№ 312/2013 from Oct 18, 2013
Freie Universität Berlin is hosting a Life Science Day on October 24, 2013. Highly regarded experts in health care and the health care industry will report on recent research findings and the latest developments in their fields. The third Life Science Day will take place under the aegis of the Governing Mayor of Berlin Klaus Wowereit and as part of the Year of DNA. The 17th Leibniz Conference of Advanced Science will also take place at the same time. The conference will focus on important anniversaries such as the 60th anniversary of the discovery of deoxyribonucleic acid (DNA) as well as recent findings from DNA research. Parallel to the conference there will be a Day of Opportunities (Tag der Chancen) Forum on vocational training for interested high school and university students, a science slam focusing on DNA, and an exclusive tour of the special exhibition 60 Years of DNA at the Natural History Museum in Berlin. Admission to the conference and the museum tour costs 50 curos and for students 10 euros. RSVP by email: firstname.lastname@example.org. Admission to the science slam is free of charge, and no advance registration is required.

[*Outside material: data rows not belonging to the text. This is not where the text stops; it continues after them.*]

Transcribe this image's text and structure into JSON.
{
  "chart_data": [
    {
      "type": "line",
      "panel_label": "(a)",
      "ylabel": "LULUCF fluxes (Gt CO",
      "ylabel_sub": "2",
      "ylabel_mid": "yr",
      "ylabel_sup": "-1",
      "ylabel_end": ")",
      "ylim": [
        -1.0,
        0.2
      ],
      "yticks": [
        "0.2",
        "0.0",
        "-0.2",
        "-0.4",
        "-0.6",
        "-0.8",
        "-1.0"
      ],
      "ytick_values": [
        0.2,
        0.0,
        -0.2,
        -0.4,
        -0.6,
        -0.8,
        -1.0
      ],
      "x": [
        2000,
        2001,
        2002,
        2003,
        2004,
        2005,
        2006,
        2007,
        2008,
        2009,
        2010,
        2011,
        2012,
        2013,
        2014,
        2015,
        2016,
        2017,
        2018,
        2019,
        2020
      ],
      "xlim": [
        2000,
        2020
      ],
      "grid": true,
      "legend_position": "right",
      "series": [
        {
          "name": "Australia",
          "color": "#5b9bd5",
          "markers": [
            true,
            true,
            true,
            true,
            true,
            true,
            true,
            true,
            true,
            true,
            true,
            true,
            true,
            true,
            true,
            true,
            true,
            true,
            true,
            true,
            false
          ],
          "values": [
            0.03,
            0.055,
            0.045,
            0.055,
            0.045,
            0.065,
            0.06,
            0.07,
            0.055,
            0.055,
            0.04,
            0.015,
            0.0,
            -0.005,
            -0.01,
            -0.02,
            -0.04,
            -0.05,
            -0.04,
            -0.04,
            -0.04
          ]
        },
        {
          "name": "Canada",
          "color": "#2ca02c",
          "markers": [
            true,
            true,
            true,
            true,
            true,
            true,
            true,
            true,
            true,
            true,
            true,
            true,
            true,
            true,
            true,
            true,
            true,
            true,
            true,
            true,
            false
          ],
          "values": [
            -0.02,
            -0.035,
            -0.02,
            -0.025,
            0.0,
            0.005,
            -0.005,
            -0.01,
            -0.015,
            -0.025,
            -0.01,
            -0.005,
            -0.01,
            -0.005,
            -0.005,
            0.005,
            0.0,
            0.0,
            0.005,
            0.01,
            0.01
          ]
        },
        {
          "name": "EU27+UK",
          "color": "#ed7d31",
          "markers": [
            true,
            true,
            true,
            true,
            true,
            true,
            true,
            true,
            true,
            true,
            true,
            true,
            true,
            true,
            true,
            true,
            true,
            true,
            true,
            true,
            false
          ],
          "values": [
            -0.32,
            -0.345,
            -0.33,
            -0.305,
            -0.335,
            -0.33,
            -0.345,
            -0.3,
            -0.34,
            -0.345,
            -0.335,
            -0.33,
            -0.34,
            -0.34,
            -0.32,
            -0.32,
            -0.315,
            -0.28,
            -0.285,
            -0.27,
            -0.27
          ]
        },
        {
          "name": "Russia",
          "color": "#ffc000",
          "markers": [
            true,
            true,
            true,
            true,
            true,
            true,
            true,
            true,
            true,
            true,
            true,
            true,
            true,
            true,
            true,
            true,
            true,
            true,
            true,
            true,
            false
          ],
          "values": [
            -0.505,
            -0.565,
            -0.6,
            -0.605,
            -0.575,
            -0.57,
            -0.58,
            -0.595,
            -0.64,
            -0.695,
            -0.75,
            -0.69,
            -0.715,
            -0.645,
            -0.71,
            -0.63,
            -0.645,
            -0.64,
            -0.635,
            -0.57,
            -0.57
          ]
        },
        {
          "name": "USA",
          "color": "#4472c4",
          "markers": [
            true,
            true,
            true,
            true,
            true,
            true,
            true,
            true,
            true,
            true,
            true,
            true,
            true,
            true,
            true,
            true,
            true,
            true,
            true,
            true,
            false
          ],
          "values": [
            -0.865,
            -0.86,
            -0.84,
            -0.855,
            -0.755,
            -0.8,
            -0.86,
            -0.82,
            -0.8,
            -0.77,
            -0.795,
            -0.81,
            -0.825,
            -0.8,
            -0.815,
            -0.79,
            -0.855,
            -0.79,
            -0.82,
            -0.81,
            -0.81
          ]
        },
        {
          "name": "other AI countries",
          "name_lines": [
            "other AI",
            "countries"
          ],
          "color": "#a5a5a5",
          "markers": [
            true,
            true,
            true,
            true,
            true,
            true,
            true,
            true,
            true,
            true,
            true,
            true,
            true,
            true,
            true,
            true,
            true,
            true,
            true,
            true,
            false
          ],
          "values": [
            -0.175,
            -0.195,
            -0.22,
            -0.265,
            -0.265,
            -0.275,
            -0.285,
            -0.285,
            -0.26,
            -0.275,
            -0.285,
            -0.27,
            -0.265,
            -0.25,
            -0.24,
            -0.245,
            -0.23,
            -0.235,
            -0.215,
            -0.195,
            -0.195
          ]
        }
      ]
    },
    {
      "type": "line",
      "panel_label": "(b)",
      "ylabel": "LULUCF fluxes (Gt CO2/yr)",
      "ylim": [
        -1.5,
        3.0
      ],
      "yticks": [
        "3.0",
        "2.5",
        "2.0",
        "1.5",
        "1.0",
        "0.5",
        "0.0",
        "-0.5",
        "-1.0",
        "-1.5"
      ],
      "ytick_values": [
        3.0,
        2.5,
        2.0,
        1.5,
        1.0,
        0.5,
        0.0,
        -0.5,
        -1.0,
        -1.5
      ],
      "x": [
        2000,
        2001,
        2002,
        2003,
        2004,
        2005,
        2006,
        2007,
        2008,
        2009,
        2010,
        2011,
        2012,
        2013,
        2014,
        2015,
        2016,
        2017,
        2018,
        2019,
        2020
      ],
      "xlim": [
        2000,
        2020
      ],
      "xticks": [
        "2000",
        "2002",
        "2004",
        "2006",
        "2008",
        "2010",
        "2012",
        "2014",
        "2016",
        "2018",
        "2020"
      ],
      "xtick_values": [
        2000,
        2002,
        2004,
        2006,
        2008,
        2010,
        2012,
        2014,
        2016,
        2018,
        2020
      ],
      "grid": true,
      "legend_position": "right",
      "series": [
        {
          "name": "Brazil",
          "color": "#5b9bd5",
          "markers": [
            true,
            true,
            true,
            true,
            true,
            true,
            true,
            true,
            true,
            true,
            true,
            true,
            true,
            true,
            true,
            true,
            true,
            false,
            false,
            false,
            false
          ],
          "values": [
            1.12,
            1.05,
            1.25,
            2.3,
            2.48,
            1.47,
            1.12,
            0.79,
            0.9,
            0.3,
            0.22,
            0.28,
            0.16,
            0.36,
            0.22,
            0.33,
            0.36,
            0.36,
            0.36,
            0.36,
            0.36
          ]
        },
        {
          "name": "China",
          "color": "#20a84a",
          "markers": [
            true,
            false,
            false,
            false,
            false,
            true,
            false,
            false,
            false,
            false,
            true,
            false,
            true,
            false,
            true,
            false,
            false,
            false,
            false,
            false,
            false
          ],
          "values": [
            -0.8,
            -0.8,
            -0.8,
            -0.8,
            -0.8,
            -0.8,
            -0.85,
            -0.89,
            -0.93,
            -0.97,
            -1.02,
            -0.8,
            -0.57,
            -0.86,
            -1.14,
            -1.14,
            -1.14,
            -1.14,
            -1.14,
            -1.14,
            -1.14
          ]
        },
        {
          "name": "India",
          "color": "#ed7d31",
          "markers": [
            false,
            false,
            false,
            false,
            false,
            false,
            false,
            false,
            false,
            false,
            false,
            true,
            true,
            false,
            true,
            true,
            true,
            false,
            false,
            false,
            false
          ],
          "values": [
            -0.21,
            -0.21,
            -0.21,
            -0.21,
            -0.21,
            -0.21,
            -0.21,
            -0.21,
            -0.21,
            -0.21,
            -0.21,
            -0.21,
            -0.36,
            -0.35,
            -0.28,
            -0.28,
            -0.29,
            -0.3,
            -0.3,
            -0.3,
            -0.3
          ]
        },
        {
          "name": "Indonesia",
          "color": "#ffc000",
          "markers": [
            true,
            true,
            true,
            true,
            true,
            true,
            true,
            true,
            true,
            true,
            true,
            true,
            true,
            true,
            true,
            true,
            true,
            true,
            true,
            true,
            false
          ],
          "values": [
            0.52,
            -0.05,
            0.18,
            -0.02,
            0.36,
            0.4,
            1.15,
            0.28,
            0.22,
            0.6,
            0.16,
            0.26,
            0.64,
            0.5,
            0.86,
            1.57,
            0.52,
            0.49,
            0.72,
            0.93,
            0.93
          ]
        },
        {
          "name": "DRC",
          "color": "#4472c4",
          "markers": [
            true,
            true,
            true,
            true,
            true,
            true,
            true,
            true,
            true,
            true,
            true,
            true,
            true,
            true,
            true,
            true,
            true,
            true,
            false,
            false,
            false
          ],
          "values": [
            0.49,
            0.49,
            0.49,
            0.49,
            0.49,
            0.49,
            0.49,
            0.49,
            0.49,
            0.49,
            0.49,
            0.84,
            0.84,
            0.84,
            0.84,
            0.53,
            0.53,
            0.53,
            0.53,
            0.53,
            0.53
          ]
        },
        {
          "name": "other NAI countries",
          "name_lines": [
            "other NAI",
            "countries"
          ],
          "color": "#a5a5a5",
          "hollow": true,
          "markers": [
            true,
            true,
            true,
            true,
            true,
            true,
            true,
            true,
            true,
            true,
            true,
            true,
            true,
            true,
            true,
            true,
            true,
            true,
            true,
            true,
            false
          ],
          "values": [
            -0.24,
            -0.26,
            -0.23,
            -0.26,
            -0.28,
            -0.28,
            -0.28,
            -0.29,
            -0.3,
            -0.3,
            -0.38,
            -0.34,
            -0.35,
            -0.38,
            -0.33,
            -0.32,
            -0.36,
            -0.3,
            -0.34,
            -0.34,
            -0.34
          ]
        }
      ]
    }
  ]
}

The speakers at the meeting will address the fundamental discoveries of recent decades in molecular biology that are of particular relevance for today's biomedical science. From an interdisciplinary view they will discuss the current status of today's genome research related to the diagnosis and treatment methods of the future. There will also be a poster exhibition and a product display on genome research by renowned biotech companies in Berlin and Brandenburg. The organizers of the event are the district of Steglitz-Zehlendorf, the Leibniz-Institut für interdisziplinäre Studien e. V. (LIFIS), the Berlin Southwest Regional Management, and Freie Universität Berlin.
The structure of the DNA double helix was presented for the first time on April 25, 1953, in the journal Nature. The other anniversaries are the description of the RNA 45 years ago, the first successful DNA amplification by the PCR (polymerase chain reaction) method 30 years ago, and the decoding of the primary sequence of the human genome 10 years ago.